Ricci M A, Strindberg G, Slaiby J M, Guibord R, Bergersen L J, Nichols P, Hendley E D, Pilcher D B
Department of Surgery, The University of Vermont College of Medicine, Burlington, Vermont, USA.
J Vasc Surg. 1996 Feb;23(2):301-7. doi: 10.1016/s0741-5214(96)70274-4.
Inflammation has been implicated as a contributing factor in the expansion of abdominal aortic aneurysms (AAA). To test this hypothesis, we examined the effects of a monoclonal antibody (MAB) to the leukocyte CD18 adhesion molecule on the expansion of experimental AAA.

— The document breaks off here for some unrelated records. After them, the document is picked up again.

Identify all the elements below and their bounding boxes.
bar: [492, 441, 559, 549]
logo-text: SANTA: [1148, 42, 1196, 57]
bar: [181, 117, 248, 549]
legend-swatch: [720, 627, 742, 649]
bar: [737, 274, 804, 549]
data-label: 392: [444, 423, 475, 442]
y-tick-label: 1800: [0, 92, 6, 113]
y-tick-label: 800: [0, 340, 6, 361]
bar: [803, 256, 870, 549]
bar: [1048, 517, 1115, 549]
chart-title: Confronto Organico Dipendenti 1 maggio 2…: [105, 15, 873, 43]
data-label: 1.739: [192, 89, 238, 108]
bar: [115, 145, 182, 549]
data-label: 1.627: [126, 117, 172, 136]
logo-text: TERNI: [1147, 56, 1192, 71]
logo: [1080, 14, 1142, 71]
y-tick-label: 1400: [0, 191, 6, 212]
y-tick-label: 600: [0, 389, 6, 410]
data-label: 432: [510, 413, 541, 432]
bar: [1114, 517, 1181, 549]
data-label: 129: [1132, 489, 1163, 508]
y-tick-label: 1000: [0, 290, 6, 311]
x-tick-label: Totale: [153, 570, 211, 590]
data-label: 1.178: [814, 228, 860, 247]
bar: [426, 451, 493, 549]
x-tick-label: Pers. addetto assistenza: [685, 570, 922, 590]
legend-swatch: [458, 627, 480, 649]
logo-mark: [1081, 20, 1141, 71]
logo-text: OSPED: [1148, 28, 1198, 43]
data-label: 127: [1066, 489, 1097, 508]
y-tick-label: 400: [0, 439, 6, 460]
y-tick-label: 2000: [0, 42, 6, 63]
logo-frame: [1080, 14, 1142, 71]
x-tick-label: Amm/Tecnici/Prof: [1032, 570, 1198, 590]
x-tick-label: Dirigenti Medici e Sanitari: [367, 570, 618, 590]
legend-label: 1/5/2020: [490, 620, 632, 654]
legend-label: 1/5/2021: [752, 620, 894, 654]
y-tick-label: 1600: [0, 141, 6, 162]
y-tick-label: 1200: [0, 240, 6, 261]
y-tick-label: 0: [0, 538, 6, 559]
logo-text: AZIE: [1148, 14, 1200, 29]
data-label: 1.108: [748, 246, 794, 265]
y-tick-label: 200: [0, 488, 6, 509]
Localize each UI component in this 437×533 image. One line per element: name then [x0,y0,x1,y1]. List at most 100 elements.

Aneurysms were induced by perfusion of an isolated segment of the infrarenal aorta with elastase in 22 normotensive (WKY) and 17 genetically hypertensive (WKHT) rats. Animals of both strains were randomly allocated to control or MAB-treated groups (MAB, 5 microgram/100 gm body weight intraperitoneally, daily, beginning on the operative day for a total of four doses). The activity of the MAB against rat leukocytes had first been determined by in vitro immunofluorescence flow cytometry. Aortic size was directly measured initially and on day 14. At that time, a segment of aorta was stained with hematoxylin and eosin and mononuclear leukocytes and neutrophils were counted in each of 10 microscopic fields (400X).
The initial aortic size in all animals was 1.11+/-0.15 mm. All groups developed aneurysms significantly larger than the initial aortic size (p<0.01). However, the MAB-treated animals had significantly smaller aneurysms than the untreated controls (mm): WKY: 3.63+/-1.26, WKY-MAB: 2.08+/-0.30, WKHT: 4.54+/-1.86, WKHT-MAB: 2.37+/-0.40, p<0.0001. There also were significantly fewer monocytes in the MAB-treated normotensive rats: WKY:35.5+/-29.9, WKHT:40.6+/-28.8, WKY-MAB: 8.9+/-8.5, WKHT-MAB: 32.3+/-25.7, p=0.03. Neutrophil counts did not differ significantly between the groups.
Treatment with anti-CD18 monoclonal antibody slows the expansion of AAA in this experimental model. The associated inflammatory process at day 14, as indicated by monocyte infiltration, is reduced, but this effect may be opposed by the presence of hypertension. Further evaluation of the role of leukocytes and adhesion molecules in the expansion of AAA is warranted.
炎症被认为是腹主动脉瘤(AAA)扩张的一个促成因素。为了验证这一假设,我们研究了一种针对白细胞CD18黏附分子的单克隆抗体(MAB)对实验性AAA扩张的影响。
在22只血压正常的(WKY)大鼠和17只遗传性高血压(WKHT)大鼠中,通过向肾下腹主动脉的一个分离节段灌注弹性蛋白酶来诱导动脉瘤形成。将两种品系的动物随机分为对照组或MAB治疗组(MAB,5微克/100克体重,腹腔注射,每天一次,从手术日开始,共注射四剂)。MAB对大鼠白细胞的活性首先通过体外免疫荧光流式细胞术测定。最初和第14天时直接测量主动脉大小。此时,取一段主动脉用苏木精和伊红染色,并在10个显微镜视野(400倍)中分别计数单核白细胞和中性粒细胞。
所有动物的初始主动脉大小为1.11±0.15毫米。所有组形成的动脉瘤均明显大于初始主动脉大小(p<0.01)。然而,接受MAB治疗的动物的动脉瘤明显小于未治疗的对照组(毫米):WKY:3.63±1.26,WKY-MAB:2.08±0.30,WKHT:4.54±1.86,WKHT-MAB:2.37±0.40,p<0.0001。在接受MAB治疗的血压正常的大鼠中,单核细胞也明显较少:WKY:35.5±29.9,WKHT:40.6±28.8,WKY-MAB:8.9±8.5,WKHT-MAB:32.3±25.7,p = 0.03。各组之间中性粒细胞计数无显著差异。
在这个实验模型中,用抗CD18单克隆抗体治疗可减缓AAA的扩张。如单核细胞浸润所示,第14天时相关的炎症过程有所减轻,但这种作用可能会被高血压的存在所抵消。有必要进一步评估白细胞和黏附分子在AAA扩张中的作用。